In an electric circuit, the current passing through a conductor varies inversely with the resistance. Suppose that when the current is $17A$ (ampere), the resistance is $10ohms$. What is the resistance when the current is $5A$ ?

Answer 1

Using ohm's law, $V = I \times R$ where $V$ is voltage , $I$is the current and $R$ is the resistance in the circuit we will find $V$ , after that using the concept that the resistance will change appropriately if the voltage remains constant and the current changes we will find the resistance when the current is $5A$ .

Complete answer:
The Ohm's Law describes the relationship between current, voltage, and resistance in a circuit . The formula provides the answer.
$V = I \times R$ where I denote current (in ampere), V denotes voltage(in volts), and R denotes resistance (in ohms) in the circuit.
Putting the values of current and resistance in above, we get
$V = 17 \times 10$
Or , $V = 170volts$
Now, in a circuit if the voltage remains constant and current changes, the resistance will change proportionally. There is an inverse link between the two variables.
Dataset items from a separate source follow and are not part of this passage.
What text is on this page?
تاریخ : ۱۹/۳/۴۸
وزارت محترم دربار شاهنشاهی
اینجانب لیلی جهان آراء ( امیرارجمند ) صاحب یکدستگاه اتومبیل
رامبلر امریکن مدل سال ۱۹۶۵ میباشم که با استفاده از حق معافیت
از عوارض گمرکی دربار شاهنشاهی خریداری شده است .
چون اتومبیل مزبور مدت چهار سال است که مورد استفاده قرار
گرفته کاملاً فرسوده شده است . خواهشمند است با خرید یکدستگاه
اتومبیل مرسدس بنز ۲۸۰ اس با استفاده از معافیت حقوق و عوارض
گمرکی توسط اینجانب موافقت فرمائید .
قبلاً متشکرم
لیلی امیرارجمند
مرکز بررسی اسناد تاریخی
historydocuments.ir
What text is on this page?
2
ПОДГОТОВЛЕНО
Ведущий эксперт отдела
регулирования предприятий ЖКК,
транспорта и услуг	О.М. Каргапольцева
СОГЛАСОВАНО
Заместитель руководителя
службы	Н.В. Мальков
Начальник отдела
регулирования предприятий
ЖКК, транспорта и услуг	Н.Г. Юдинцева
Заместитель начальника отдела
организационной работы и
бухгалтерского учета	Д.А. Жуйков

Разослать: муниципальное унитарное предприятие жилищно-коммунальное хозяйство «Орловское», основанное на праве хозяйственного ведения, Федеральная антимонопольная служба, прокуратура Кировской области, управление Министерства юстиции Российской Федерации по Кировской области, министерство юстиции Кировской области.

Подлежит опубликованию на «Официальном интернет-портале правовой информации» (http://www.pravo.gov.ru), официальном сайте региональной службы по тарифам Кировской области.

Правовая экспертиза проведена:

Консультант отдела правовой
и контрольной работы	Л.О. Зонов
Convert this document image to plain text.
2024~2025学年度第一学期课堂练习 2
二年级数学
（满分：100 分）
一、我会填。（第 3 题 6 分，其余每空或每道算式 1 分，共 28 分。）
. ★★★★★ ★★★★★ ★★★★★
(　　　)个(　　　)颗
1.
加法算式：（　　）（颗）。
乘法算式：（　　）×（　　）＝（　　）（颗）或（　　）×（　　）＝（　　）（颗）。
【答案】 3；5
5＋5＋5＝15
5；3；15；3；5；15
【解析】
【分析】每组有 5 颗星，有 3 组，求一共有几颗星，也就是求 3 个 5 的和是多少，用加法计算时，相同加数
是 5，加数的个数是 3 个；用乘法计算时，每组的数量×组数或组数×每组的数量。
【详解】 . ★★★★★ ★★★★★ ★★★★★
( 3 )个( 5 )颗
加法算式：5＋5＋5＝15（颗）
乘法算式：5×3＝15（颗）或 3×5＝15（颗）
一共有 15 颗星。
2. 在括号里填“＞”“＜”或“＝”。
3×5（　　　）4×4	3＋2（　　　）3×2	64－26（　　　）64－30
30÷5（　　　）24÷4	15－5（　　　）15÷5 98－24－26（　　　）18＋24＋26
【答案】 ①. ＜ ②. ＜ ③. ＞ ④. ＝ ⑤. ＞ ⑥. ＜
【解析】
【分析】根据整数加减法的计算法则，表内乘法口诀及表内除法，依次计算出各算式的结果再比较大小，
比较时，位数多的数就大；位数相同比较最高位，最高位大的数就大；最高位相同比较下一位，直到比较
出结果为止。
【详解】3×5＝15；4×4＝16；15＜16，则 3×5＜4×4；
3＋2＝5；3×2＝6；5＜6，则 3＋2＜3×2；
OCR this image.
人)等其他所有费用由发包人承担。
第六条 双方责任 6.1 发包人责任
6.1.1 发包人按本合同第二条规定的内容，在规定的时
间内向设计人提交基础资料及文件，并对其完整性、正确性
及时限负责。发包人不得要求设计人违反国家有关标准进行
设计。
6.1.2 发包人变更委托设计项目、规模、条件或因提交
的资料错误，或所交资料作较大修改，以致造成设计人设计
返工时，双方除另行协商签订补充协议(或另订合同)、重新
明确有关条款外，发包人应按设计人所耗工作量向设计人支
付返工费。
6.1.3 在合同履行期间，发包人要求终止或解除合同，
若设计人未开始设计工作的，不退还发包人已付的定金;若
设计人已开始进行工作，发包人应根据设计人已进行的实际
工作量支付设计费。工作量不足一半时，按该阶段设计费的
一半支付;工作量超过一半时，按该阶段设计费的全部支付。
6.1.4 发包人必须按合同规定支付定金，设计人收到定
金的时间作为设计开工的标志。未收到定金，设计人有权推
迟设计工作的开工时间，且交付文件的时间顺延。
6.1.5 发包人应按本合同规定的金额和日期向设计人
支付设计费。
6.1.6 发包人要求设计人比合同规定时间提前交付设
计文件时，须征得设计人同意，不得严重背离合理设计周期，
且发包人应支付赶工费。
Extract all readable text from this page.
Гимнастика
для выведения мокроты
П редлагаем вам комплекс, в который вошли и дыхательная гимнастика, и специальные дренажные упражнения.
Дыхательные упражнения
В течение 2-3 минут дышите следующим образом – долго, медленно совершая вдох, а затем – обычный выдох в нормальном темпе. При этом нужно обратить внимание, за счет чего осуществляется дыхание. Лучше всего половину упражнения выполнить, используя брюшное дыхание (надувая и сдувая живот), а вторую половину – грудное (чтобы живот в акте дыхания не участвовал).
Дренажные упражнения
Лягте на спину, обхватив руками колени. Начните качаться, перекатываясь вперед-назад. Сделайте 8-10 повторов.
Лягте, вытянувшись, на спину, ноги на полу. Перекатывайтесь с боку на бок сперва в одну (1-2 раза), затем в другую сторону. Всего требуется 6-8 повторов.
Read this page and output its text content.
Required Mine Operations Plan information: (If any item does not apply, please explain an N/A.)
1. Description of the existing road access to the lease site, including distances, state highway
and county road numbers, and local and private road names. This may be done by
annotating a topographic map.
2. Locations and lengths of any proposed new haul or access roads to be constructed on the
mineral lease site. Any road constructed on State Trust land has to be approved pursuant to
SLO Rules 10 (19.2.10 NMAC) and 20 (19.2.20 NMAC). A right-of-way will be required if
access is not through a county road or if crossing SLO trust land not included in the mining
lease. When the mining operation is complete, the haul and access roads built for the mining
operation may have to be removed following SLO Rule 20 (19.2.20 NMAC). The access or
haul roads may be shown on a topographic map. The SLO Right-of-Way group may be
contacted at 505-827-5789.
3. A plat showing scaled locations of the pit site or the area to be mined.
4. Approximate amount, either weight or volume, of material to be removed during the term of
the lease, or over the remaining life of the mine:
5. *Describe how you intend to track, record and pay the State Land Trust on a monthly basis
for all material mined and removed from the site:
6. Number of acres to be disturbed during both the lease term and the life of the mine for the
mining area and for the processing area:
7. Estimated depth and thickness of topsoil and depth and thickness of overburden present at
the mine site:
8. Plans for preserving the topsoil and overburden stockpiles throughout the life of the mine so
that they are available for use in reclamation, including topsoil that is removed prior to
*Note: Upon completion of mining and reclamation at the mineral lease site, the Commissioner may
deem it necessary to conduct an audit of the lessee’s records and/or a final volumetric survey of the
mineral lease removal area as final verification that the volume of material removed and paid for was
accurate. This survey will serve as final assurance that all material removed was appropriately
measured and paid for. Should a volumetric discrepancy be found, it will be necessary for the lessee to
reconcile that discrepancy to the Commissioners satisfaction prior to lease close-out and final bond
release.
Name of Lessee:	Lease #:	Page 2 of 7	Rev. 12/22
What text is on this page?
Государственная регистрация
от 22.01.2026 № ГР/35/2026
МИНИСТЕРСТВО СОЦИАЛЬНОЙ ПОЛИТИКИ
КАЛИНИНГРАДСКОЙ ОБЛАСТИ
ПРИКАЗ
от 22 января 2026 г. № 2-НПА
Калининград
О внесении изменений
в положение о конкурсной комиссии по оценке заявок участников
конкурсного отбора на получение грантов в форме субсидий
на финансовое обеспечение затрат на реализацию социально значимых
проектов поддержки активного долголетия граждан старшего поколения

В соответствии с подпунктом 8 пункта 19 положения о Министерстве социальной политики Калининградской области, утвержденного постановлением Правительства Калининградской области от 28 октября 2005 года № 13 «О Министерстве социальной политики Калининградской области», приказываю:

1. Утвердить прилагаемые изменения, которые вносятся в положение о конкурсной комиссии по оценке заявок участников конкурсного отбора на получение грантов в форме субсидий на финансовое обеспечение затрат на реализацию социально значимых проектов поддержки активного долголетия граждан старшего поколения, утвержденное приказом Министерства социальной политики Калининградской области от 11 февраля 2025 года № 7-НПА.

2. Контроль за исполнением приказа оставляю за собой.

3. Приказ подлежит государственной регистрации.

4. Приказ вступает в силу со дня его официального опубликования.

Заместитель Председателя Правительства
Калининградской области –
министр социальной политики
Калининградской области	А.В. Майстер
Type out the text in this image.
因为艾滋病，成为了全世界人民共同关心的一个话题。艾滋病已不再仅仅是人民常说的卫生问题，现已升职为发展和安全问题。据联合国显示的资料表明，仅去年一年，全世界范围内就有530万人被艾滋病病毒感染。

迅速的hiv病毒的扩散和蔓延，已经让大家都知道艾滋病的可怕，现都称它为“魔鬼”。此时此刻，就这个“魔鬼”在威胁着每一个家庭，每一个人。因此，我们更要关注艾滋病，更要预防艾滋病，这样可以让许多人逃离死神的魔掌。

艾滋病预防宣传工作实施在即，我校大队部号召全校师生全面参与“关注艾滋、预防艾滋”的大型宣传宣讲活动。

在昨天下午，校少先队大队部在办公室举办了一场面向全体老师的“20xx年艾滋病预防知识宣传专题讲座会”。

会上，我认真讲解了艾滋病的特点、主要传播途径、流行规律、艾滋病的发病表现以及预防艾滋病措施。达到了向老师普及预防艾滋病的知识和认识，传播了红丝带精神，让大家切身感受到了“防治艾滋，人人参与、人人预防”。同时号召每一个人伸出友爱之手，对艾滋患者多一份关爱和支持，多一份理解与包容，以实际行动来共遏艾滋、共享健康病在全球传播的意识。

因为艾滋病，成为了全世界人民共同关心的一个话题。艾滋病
If all other elements remain constant, the current drops as the resistance rises.

We can see the above graph between resistance and current . With an increase in resistance the current decreases . If the resistance is doubled, the current is cut in half; if the resistance is halved, the current is doubled.
$I \propto \dfrac{1}{R}$
In this case it will be $V = I \times R$
Therefore, $170 = 5 \times R$
$R = \dfrac{{170}}{5}$
$R = 34\Omega$
The resistance is $R = 34\Omega$ when current is $I = 5A$

Note: Another way of solving this question is
We use the relation between current and resistance that is $I \propto \dfrac{1}{R}$
Therefore we get, $\dfrac{{{I_1}}}{{{I_2}}} = \dfrac{{{R_2}}}{{{R_1}}}$
putting the values of current and resistance in above $\dfrac{{17}}{5} = \dfrac{R}{{10}}$
$R = 34ohms$
Which is the required solution.